Tyson is one of the few Japanese Middleweights who actually looks like a Middleweight. He's 6'3”, a heavy handed southpaw and a fighter with decent boxing skills. At 24 he is still a boxing baby, but has already achieved a fair bit and looks to be maturing into a decent fighter, though he is still a flawed fighter.
Aged 19 when he made his debut Tyson actually had a draw on debut, before notching two stoppage wins. Then however disaster struck as he suffered an unexpected 3rd round TKO loss to the previously win-less Keisuke Kanazawa. That loss seemed to force Tyson to change and he took a 7 month break from the ring. By the end of 2013 improvements were clear and he won the All-Japan Rookie of the Year Crown. That was followed by a good run in 2014 and 2015 that earned Tyson a show at the then Japanese and OPBF champion Akio Shibata. Sadly against Shibata we saw Tyson up against a talented fighter who broke him down with relative ease, it was too much, too soon for Tyson.
The loss to Shibata could have broken Tyson's confidence but the follow year was a career definer as he claimed the WBC Youth Middleweight title and later the OPBF Middleweight title, out pointing Ritchie in a genuine upset in November.
Blessed with heavy hands Tyson is a real threat at Oriental level just because he hits so damned hard. He is however a fighter who doesn't like to be backed up, and can be out boxed. He also has a questionable chin. If a fighter can use the ring and either back him up, as Joon Yong Lee did last year, then they can out work him, out battle him and really give him fits. Likewise if an opponent uses a lot of movement, a sharp jab and can counter, like Akio Shibata did, then Tyson will struggle to impose himself and will, eventually, break down.
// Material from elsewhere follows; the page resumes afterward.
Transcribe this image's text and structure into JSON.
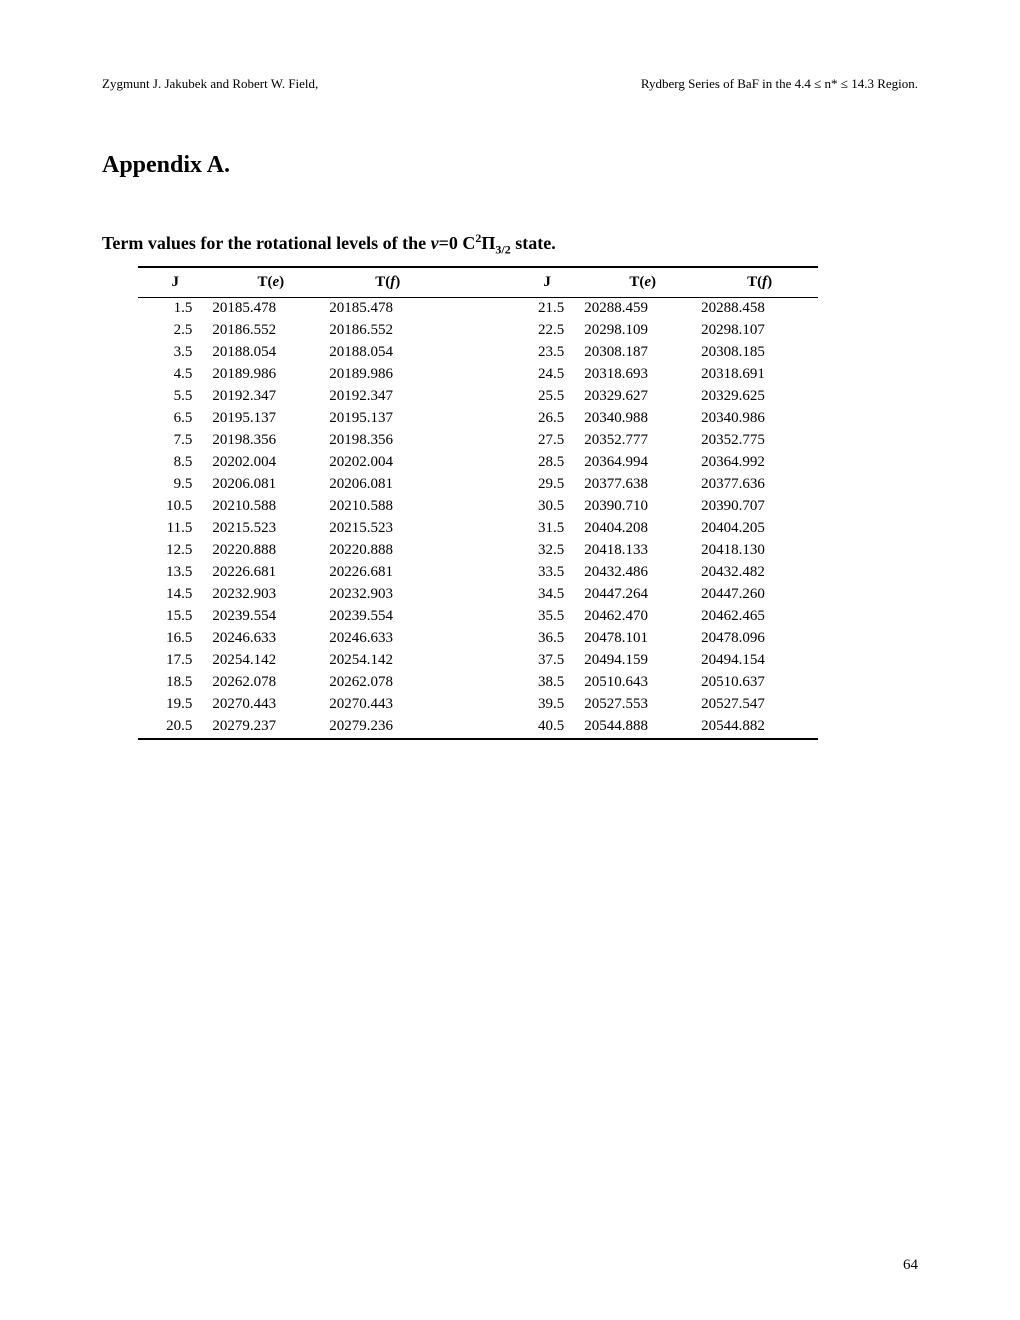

Aged 26 the Korean struggled to really get his career going. He won his first two fights but went on to lose his following three, falling to 2-3. That saw him suffer an understandable loss to Yong Sung Kim but more questionable losses to Woo Sung Yuh and Hyun Joong Kim. Since those 3 losses however Ahn has gone 4-0 (1) and claimed the KBF Middleweight title, whilst finally getting his career on track.
Ahn's career has not only been a bit streaky but also very stop-start, an issue with many Korean fighters due to the slow implosion of the Korean boxing scene. As a result he has two periods of 2 years + with out a fight, and hasn't fought since May 2015. In fact over the last 7 years he has fought just 4 times. If he'd been outside of Korea, and say fighting in Japan or the Philippines, it would be easy to know more about Ahn but the inactivity has been a real problem with knowing how good he is, and how sharp he will be.
Another issue with scouting Ahn is the footage available of him. Whilst there is plenty of footage it's not in the best of quality. The footage that is out there shows Ahn to be a rather crude fighter, he's a bit basic and like many Korean's he's not the most well schooled. He likes to come forward, he likes to apply pressure and he likes to try and force opponents backwards, but he's not incredibly quick on his feet and his out put isn't the highest.
Although using pressure is a way to beat the Tyson that we've seen, Ahn simply lacks the tools to do anything with that pressure and made a difference. He'll struggle to get inside, he'll struggle to land anything whilst up close. With that in mind we've got to back Tyson to retain, likely by stoppage, icing the Korean as he comes forward in the second half of the fight.